PISO DE TAHIR IBN FARIS
Ammán, Jordania
Miércoles, 12 de julio de 2006. 01.32
Tahir entró en la casa a oscuras, temblando de miedo. Una voz desconocida lo llamó desde el salón.
—Tahir, ven.
El menudo funcionario requirió de toda su presencia de ánimo para cruzar el recibidor hasta la pequeña sala. Buscó a tientas el interruptor de la luz, pero no funcionaba. En ese momento una mano lo agarró del brazo y se lo retorció, obligándole a arrodillarse. La voz salió de nuevo de entre las sombras, delante de él.
—Has pecado, Tahir.
—No. No, señor, por favor. Mi vida ha estado regida por la taqwa, la honradez. Los occidentales me tentaron muchas veces y yo no cedí nunca. Nunca, señor. Éste ha sido mi único error, señor.
—¿Dices que eres honrado, entonces?
—Sí, señor. Lo juro ante Alá.
—Y sin embargo permitiste a los kafirun, los infieles, adueñarse de un pedazo de nuestra tierra.
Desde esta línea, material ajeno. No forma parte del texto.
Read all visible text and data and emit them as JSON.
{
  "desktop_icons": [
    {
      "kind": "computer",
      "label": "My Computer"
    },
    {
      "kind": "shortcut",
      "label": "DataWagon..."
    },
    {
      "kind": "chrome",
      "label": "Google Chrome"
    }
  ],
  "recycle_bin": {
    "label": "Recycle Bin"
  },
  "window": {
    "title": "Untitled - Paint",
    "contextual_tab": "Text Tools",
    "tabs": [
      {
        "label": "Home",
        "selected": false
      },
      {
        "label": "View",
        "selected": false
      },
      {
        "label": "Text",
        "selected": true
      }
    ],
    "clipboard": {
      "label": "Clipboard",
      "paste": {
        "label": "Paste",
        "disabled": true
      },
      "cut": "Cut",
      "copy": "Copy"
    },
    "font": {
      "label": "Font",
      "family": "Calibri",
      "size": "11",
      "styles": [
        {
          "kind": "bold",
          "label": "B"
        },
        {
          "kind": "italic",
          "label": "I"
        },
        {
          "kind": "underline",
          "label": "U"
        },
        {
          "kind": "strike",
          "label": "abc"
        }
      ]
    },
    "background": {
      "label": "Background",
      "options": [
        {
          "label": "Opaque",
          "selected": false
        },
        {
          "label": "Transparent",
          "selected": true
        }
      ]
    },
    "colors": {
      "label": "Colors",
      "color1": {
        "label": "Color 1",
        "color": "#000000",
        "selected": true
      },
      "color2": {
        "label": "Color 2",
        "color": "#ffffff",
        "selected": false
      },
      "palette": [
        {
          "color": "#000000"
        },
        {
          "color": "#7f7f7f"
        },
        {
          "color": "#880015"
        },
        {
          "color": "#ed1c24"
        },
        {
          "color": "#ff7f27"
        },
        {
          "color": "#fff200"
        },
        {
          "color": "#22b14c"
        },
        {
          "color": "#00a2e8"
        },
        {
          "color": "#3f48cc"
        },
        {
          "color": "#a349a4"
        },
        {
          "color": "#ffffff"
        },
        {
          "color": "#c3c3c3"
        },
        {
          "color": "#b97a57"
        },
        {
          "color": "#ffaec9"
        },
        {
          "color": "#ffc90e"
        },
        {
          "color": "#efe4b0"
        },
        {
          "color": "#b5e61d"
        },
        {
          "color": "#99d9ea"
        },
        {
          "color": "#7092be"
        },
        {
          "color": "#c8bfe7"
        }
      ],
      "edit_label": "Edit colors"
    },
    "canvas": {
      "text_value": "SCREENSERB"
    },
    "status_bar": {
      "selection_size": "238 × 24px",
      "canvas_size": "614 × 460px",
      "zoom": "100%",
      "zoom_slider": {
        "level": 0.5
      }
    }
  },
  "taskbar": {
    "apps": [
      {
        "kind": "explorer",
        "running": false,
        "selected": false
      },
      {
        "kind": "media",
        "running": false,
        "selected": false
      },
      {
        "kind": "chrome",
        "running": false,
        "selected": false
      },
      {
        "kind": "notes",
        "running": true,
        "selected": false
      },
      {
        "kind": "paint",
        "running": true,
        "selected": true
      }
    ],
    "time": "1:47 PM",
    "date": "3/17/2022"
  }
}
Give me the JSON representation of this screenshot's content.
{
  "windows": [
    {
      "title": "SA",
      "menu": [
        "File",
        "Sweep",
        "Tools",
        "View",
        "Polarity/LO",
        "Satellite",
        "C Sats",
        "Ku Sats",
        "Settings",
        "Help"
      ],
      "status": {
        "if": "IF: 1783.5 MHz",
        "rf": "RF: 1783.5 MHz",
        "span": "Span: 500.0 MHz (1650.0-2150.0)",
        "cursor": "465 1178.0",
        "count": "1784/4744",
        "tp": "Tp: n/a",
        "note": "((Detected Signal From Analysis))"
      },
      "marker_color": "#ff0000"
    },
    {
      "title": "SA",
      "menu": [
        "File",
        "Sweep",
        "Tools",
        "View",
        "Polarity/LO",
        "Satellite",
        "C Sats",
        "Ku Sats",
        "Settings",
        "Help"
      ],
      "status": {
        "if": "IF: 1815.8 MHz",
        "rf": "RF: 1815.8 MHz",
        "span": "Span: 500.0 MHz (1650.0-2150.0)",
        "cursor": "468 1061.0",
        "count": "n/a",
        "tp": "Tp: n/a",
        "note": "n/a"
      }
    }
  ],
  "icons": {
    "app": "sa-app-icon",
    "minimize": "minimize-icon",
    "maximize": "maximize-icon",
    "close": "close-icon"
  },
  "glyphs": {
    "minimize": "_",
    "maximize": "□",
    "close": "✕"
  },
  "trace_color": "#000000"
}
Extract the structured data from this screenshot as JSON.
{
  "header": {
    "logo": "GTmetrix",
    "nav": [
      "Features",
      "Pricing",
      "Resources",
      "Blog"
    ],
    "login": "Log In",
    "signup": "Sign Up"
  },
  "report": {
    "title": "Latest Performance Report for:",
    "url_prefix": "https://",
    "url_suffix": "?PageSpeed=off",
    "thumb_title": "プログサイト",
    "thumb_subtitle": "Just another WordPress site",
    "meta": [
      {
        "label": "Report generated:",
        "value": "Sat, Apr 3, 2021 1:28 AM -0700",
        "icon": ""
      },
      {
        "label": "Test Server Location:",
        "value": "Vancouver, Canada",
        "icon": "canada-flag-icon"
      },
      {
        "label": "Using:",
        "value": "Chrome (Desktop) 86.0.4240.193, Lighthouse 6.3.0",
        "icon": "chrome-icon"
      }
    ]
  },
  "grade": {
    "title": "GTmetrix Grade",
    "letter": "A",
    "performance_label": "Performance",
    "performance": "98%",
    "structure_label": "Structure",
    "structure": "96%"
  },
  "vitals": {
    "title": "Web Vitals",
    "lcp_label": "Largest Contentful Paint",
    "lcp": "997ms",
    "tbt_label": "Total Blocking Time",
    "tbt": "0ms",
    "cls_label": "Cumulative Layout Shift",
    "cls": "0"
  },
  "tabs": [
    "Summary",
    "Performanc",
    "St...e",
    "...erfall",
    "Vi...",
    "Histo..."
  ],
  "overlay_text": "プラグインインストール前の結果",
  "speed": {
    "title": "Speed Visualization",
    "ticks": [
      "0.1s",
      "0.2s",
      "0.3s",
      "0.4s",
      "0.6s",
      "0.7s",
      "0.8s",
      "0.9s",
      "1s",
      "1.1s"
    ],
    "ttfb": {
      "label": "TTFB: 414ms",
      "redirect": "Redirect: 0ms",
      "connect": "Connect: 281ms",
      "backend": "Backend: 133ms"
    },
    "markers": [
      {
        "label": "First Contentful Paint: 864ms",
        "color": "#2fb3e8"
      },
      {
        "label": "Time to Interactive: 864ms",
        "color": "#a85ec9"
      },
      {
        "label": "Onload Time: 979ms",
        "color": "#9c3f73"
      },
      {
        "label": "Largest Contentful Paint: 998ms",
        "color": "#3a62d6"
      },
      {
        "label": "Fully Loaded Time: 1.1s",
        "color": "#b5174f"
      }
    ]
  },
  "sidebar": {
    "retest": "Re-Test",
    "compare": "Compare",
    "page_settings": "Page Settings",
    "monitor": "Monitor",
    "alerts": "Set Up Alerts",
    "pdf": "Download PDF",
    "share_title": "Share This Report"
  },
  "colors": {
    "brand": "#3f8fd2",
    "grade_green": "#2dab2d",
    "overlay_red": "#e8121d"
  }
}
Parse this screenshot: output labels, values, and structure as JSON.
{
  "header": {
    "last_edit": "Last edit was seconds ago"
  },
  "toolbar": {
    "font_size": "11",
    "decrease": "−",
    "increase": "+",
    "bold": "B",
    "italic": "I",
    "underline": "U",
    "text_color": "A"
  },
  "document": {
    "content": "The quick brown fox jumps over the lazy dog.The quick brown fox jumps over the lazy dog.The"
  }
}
El que le sostenía el brazo aumentó la presión y Tahir dejó escapar un grito ahogado.
—No grites, Tahir. Si amas a tu familia, no grites.
Tahir se llevó el otro brazo a la boca y mordió la manga de su cazadora con todas sus fuerzas. La presión siguió aumentando.
Sonó un crujido seco, terrible.
Tahir se derrumbó, llorando en silencio. El brazo derecho le colgaba del cuerpo como un calcetín relleno de carne.
—Bravo, Tahir. Enhorabuena.
—Señor. Por favor. He cumplido vuestras instrucciones. Durante las próximas semanas nadie se acercará a la zona de la excavación.
—¿Te has asegurado bien de ello?
—Sí, señor. De todas maneras nadie va allí nunca.
—¿Y la policía del desierto?
—La carretera más cercana es un camino de tierra a seis kilómetros. No pasan por allí ni tres veces al año. Cuando los americanos monten el campamento serán suyos. Lo juro.
—Bien, Tahir. Lo has hecho bien.
En aquel momento alguien restableció la corriente y las luces del salón volvieron a encenderse. Tahir se incorporó un poco y lo que vio le heló la sangre en las venas.
Myesha, su hija, y Zayna, su mujer, estaban atadas y amordazadas en el sofá. Pero eso no fue lo que aterrorizó a Tahir. Al fin y al cabo su familia ya estaba así cuando él salió cinco horas antes para cumplir las exigencias del grupo de hombres encapuchados.
Lo que le aterrorizó fue que esos hombres ya no llevaban las capuchas.
—Por favor, señor —dijo Tahir.
El funcionario había regresado con la esperanza de que todo se arreglase. Que el soborno de sus amigos americanos no trascendiese, que los encapuchados se marchasen y dejasen en paz a su familia. Ahora la esperanza se evaporó como una gota de agua en una sartén al rojo.
Tahir evitó la mirada del hombre sentado entre su mujer y su hija, que tenían los ojos encarnados de tanto llorar.
—Por favor, señor —repitió.
El hombre llevaba algo en la mano. Era una pistola, y en el extremo de su cañón habían sujetado una botella de Coca-Cola de plástico, de medio litro, vacía. Tahir sabía perfectamente lo que era eso: un silenciador primitivo y efectivo.
El funcionario no pudo controlar su temblor.
—No tienes nada que temer, Tahir —dijo el hombre, agachándose para hablarle al oído—. ¿Acaso Alá no preparó la Vida Futura para los hombres honrados?
La detonación fue leve, como un chasquido. Las otras dos se espaciaron unos minutos. Al fin y al cabo, colocar una nueva botella vacía y sujetarla con cinta aislante lleva su tiempo.